Reciprocity
Member
+721|6874|the dank(super) side of Oregon

Deadmonkiefart wrote:

You don't understand what I'm saying.  At least in the days of Henry Ford, you could fix your car without having to spend a month's salary to pay some drone to replace a computer chip!
control modules are actually one of the least likely failure points.  the most common, non-maintenance, repairs on newer vehicles involve sensor failures.  and many of those are the result of poor maintenance.  Transmission and engine unit repairs are fairly rare on anything newer than 4 or 5 years.  people, keep your oil changed, your coolant fresh and your engine tuned and you'll likely never see a big bill.  unless, of course, you drive a ford, chevy or chrysler.

this drone thanks you for your month's salary.
Flecco
iPod is broken.
+1,048|6958|NT, like Mick Dundee

rdx-fx wrote:

1. Car companies ran profitably in the days of carburated engines, no ECU, and a service garage at every gas station.
(No need for vendor lock-in)

2. If you can't make a profit on manufacturing a $20,000 car somewhere in the design/build/sell/maintain cycle, perhaps your business model is flawed.
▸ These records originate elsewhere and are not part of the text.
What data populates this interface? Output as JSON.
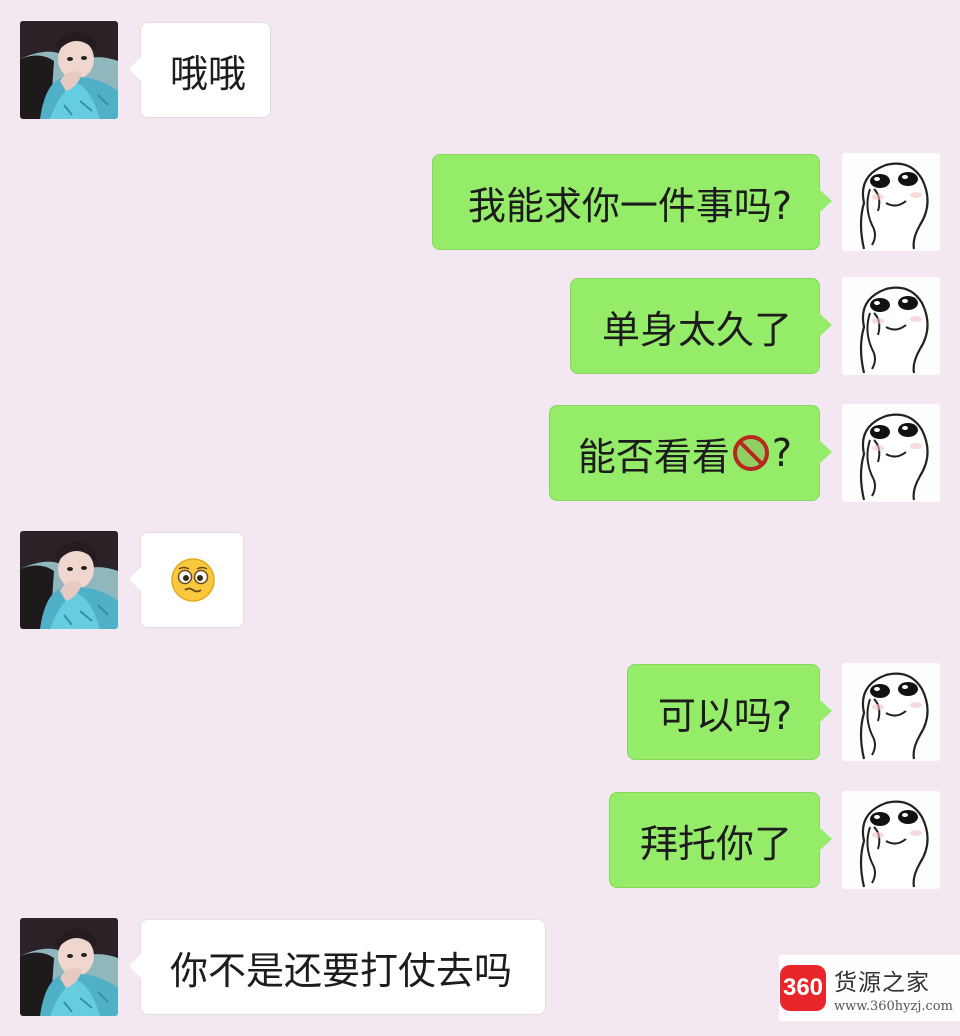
{
  "chat": {
    "messages": [
      {
        "side": "in",
        "text": "哦哦"
      },
      {
        "side": "out",
        "text": "我能求你一件事吗?"
      },
      {
        "side": "out",
        "text": "单身太久了"
      },
      {
        "side": "out",
        "text_before": "能否看看",
        "icon": "prohibited-icon",
        "text_after": "?"
      },
      {
        "side": "in",
        "icon": "pleading-face-emoji"
      },
      {
        "side": "out",
        "text": "可以吗?"
      },
      {
        "side": "out",
        "text": "拜托你了"
      },
      {
        "side": "in",
        "text": "你不是还要打仗去吗"
      }
    ]
  },
  "colors": {
    "background": "#f3e8f2",
    "outgoing_bubble": "#95ec69",
    "incoming_bubble": "#ffffff"
  },
  "watermark": {
    "logo": "360",
    "name": "货源之家",
    "url": "www.360hyzj.com"
  }
}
3. Modern cars are needlessly complex.  The major systems would be recognizable to a mechanic from 1939 (70 years ago).  Yes, fuel injection, ABS, turbos, and such all existed in 1939.  Get back to reliable, durable, just-what-it-needs-to-be.  Better fuel economy is good - bling-wheels, DVD players in the headrests, massaging seats, and black box computers that run everything from the radio to the engine.. not so good.  Improve the essentials (safety, fuel economy, durability, reliability) - forget the rest of the junk until the essentials are 100% covered.

4. The core technology essential to a car's basic function (get from point a to point b, safely) have evolved in the last 70 years, but they have not gone so far as to require special manufacturer-only mechanics.  Shit out a decent repair manual, or a Chiltons, and a competent independent mechanic would do just fine.

5. Stop building half-assed disposable vehicles with a planned expiration date of 5-8 years, start building reliable "it just works" vehicles again - and perhaps profitability will come back.
Was going to post this.

He beat me to it.
Whoa... Can't believe these forums are still kicking.